Tiga orang gadis itu merasa khawatir sekali karena wajah Ci Kong sudah mulai nampak menghitam, tanda keracunan berat.
“Ihh! Ini ada ular...!”
Tiba-tiba Diana memekik dan benar saja. Terdapat tubuh seekor ular yang sudah luncur kepalanya, tertindih tubuh pemuda itu. Lian Hong menarik ular itu dan memeriksanya.
“Hemm… ular berbisa. Agaknya dua orang tosu tadi mempergunakan ular ini untuk merobohkan Ci Kong. Kita harus cepat mencari obat untuknya, kalau tidak…”
“Kalau tidak, dia akan mampus! Ha-ha-ha…!” Mendengar suara parau itu, tiga orang gadis itu terkejut dan berloncatan sambil memutar tubuh. Kiranya di depan mereka telah berdiri seorang kakek berkepala gundul botak dan berperut gendut sekali, tubuhnya bulat sehingga kancing-kancing terlepas semua, dan perut itu tidak tertutup lagi oleh baju. Dan Lian Hong segera mengenal kakek itu. Demikian pula Kui Eng.
Akan tetapi Diana tidak mengenalnya, dan karena ia merasa gelisah sekali mengingat keadaan Ci Kong, munculnya kakek yang sambil tertawa mengeluarkan kata-kata kasar, Diana menjadi marah.
“Penjahat kejam!
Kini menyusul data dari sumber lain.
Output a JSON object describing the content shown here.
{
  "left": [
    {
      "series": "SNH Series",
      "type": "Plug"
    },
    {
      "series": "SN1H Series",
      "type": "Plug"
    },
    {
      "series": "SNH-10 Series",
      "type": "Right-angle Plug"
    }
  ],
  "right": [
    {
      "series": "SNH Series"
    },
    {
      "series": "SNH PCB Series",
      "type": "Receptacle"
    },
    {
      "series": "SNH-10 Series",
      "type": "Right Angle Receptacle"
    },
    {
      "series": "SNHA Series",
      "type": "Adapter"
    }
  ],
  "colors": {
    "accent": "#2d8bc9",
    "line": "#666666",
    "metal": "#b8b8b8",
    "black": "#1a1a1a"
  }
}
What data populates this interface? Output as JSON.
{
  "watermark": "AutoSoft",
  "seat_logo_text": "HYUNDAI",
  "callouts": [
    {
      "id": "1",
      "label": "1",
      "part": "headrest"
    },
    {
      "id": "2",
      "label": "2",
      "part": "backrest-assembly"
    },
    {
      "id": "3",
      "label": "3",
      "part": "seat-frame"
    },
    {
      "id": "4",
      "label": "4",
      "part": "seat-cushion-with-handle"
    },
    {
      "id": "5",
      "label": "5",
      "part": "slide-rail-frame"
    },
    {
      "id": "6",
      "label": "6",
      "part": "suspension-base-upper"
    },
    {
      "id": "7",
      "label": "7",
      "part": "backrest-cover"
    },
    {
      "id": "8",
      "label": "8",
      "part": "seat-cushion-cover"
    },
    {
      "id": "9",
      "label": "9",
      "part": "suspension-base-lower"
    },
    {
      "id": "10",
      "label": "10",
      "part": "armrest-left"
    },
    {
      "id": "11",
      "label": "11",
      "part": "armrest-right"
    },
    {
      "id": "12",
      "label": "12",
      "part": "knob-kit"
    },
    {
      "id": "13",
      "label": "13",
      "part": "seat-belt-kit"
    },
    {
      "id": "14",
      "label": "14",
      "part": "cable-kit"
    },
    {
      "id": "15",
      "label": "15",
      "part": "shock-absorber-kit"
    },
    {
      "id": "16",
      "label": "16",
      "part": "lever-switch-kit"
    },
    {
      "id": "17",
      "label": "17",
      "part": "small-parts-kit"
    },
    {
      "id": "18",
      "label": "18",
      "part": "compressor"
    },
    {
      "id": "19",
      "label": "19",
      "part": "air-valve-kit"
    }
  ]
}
Engkau tentu teman dari pembunuh-pembunuh tadi, engkau sungguh jahat sekali!”
Dan dengan gerakan nekat, Diana sudah menyerang ke arah kakek itu. Biarpun ia baru saja mulai belajar silat, akan tetapi tenaganya besar, dan gerakannya gesit berkat latihan yang keras.
Tentu saja Lian Hong terkejut bukan main dan cepat ia menubruk ke samping, memegang kedua lengan Diana.
“Sumoi, jangan sembarangan!”
Dan iapun menjura kepada kakek gendut itu sambil berkata.
“Harap lociapwe suka memaafkan sumoiku yang bersikap kurang patut karena tidak mengenal lociapwe.”
Kakek itu bukan lain adalah Thian-tok. Melihat seorang gadis bule marah- marah kepadanya, dia memandang sambil menyeringai lebar, akan tetapi ketika mendengar pengakuan Lian Hong bahwa gadis itu sumoinya, alisnya berkerut.
“Apa? Ini sumoimu? Jadi si jembel dari gunung telah mengambil murid seorang perempuan bule? Aih, sungguh luar biasa. Kalau bukan sumoimu, tentu ia sudah kubunuh sekarang juga!”
“Harap lociapwe suka melihat kami dan memaafkan Diana, ia bukan hanya murid locianpwe Bu-beng San-kai, akan tetapi juga seorang di antara kita yang membantu perjuangan para patriot.” kata pula Kui Eng.
Kini Thian-tok memandang kepada Kui Eng.
“Siapa engkau? Hemmm… ingat aku sekarang. Engkau murid Tee-tok, bukan? Ha-ha-ha… sudah berkumpul semua di sini. Bagus sekali! Dan ini orang muda pengikut Siauw-bin-hud itu. Wah, sudah lengkap, tinggal Hai-tok yang belum ada wakilnya. Bagus sekali!”